MPD Lt. Mike Fisher with a large cache of confiscated marijuana in 1983. MIKE ZERBY/Star Tribune
A cache of marijuana with a street value of more than $450,000 was seized Wednesday night by local police and federal agents, hidden inside a minivan that arrived in Minneapolis from the West Coast on the back of a car-carrier truck, authorities said.
The 47 kilograms, or about 105 pounds, of pot were bound for the city's North Side, according to a criminal complaint filed Friday in Hennepin County District Court.
A probable cause statement said that based on the arresting officer's "training and experience," coordinating a "cross-country transport" of such a large quantity of drugs was "inconsistent with personal use, and indicates intent to sell." Police estimated the shipment would have fetched more than $450,000 on the streets.
A call to the Drug Enforcement Agency's Minneapolis office wasn't returned on Friday.
The shipment, packaged in 500-gram bricks and stashed inside large plastic storage bins, was confiscated from a green Dodge Caravan van, which had made the approximately 2,000-mile journey from California strapped atop a car-carrier, the complaint said.

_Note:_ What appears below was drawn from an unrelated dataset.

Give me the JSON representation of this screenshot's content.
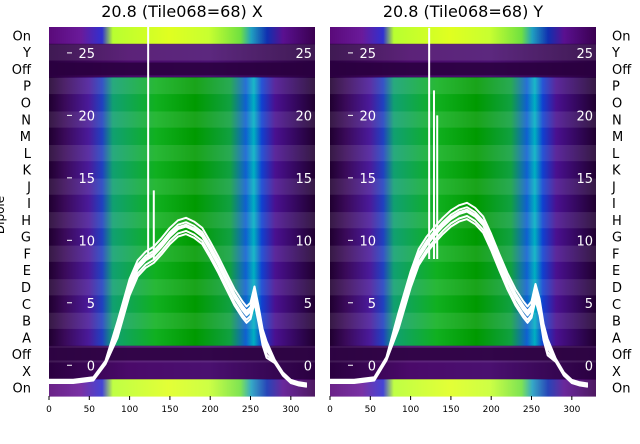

Authorities, who had been tracking the truck since it left the West Coast, followed it to a "delivery destination" near the corner of Dowling Avenue and Humboldt Avenue in north Minneapolis, officials said. There, they saw its driver "meet with an individual who signed some paperwork and took possession of the vehicle's keys," the complaint said, referring to the drug-laden van.
Shortly afterward, federal agents and MPD officers swarmed the scene of the drop-off, and arrested three men who were seen unloading the van from the carrier, officials said.